Cell senescence Flashcards
1
Q
What is senescence?
A
- It is the irreversible cell cycle arrest in G1.
- It’s a process that occurs in mitotically competent cells, causing them to enter state of post-mitosis.
- Cells do not die – they remain viable and metabolically active.
2
Q
Define the two main biomarkers of senescence.
A
- SA-β-Gal (senescence-associated beta-galactosidase) –> is a hydrolase enzyme that catalyzes the hydrolysis of β-galactosides into monosaccharides found only in senescent cells. However it’s not completely definitive.
- SAHFs (senescence-associated heterochromatic foci) —> they are covalent alterations of histones forming chromatin are also seen in senescence.
- - Found in nuclei of senescent cells, reflecting the widespread epigenetic changes in gene expression and silencing of cell cycle genes.
- - They can be detected by labelled antibodies that react with the covalently modified histones.
3
Q
What are the different ways in which senescence can arise?
A
- Replicative senescence – induced by the erosion of telomeres.
- Oncogene-induced senescence – aberrant signalling of oncogenes causes the cells to enter a state the same as replicative senescence. Ras has been shown to induce it.
- DNA damage caused by ROS
- X-rays
- Chemotherapeutic drugs can also trigger senescence.
4
Q
Explain the mechanism of replicative senescence.
A
- Telomeres lie on ends of chromosome to prevent fusion.

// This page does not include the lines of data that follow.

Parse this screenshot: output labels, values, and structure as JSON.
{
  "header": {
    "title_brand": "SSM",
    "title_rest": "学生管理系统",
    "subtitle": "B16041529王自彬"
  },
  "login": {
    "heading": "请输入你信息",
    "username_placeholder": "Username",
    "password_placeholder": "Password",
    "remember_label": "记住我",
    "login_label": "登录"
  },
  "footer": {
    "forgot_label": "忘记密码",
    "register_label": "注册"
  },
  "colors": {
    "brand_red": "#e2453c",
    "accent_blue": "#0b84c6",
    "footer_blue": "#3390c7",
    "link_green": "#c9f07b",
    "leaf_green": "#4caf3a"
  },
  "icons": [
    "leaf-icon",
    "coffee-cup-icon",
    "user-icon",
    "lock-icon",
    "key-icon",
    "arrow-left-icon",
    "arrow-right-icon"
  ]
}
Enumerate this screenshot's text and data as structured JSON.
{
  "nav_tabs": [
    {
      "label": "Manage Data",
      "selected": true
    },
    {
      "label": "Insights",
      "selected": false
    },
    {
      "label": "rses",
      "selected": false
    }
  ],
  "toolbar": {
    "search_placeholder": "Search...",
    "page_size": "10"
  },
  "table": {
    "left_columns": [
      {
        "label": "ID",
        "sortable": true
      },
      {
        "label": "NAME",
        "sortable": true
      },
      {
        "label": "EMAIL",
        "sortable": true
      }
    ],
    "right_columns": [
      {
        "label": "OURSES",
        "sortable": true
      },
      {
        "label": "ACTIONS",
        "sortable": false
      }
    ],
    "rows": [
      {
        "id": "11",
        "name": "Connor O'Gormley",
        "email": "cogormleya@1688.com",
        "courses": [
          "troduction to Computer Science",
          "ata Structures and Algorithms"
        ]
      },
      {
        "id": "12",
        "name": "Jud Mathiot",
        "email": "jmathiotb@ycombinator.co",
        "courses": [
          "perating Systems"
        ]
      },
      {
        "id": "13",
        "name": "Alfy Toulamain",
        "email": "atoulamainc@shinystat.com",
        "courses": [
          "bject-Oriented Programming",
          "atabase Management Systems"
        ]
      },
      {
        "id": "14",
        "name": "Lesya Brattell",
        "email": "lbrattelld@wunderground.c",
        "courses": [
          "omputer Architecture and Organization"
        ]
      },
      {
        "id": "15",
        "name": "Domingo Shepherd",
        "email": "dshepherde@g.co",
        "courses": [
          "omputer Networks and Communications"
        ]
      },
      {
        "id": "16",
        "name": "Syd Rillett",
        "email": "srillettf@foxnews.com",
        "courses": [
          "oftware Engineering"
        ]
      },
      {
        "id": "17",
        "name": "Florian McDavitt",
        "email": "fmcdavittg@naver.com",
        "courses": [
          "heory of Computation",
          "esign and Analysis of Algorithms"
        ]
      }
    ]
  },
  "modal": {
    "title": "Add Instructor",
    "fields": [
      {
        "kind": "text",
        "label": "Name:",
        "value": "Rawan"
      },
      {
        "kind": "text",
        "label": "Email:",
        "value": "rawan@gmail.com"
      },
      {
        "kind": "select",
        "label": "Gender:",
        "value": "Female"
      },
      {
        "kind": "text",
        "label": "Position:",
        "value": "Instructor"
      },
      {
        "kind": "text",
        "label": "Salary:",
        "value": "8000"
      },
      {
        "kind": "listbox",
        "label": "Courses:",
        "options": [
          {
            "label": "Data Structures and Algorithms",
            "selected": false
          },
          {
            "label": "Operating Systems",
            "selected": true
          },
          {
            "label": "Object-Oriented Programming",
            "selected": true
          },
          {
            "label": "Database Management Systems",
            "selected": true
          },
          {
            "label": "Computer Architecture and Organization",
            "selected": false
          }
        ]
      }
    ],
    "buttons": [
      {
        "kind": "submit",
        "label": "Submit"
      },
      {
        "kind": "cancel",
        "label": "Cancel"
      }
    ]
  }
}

- Replication of DNA strands is ‘problematic’ at the ends of the strands, so a region of strand is not covered by the primer and not replicated – gradual shortening.
- Termed ‘end replication problem’ – telomeres shorten after each division, eventually leading to ‘crisis’ where telomeres are too short to prevent fusion from occurring.
- Once telomeres are too short, they will be sensed by the cells as a DSB and elicit a DNA damage resonse which will activate ATM/ATR kinases which will signal downstream to p53.
- Or the telomere erosion will activate INK4A (also known as p16) and results in p53 activation. it sequesters MDM2 in the nucleolus which has ubiquinating activity of p53 – negative regulator of p53.
- The same mechanism is induced by DNA damage.
5
Q
Explain the mechanism of oncogene-induced senescence.
A
- It is triggered by cells to prevent oncogenic transformation.
- Overexpression of oncogenes, such as Ras will lead to induction of response similar to the DNA damage response.
- These strong mitogenic signals will induce DNA damage and activate the DDR.
6
Q
How can stress conditions induce senescence?
A
- Inadequate growth conditions and stress can initiate senescence via p16 in a telomere-independent mechanism.
- P16 will sequester MDM-2 at the nucleolus to cause p53 levels to rise.
7
Q
How can senescence promote tumour progression?
A
- Senescence is antagonistically pleiotropic- it can inhibit and promote tumour progression by different mechanisms.
- Senescent cells have been shown to promote malignant progression of cells when injected in vivo.
- The senescence associated secretory phenotype (SASP) includes pro-inflammatory cytokines which can promote tumour progression via inflammation.
- Also includes growth stimulating factors, cytokines that stimulate cells to invade the basement membrane, VEGF and MMPs.
- They also trigger regeneration of tumour stem cells.
8
Q
How do cancer cells avoid senescence?
A
- Telomerase – an enzyme that is expressed in germ and ES cells to lengthen telomeres.
- Telomerase is an enzyme capable of regenerating telomeres. It is detected in around 85% of tumours by using the TRAP assay.
- Several oncogenes (c-myc, ras, E6 from HPV) have been found to drive telomerase expression.
- When telomerase is expressed at significant levels, the telomeres are maintained at a length that allows unlimited replication – the cells are immortalised.
- The remaining 15% of tumour cells have to use another mechanism to maintain their telomere length not dependent on telomerase —> termed the alternative lengthening of telomeres (ALT), which is dependent on homologous recombination.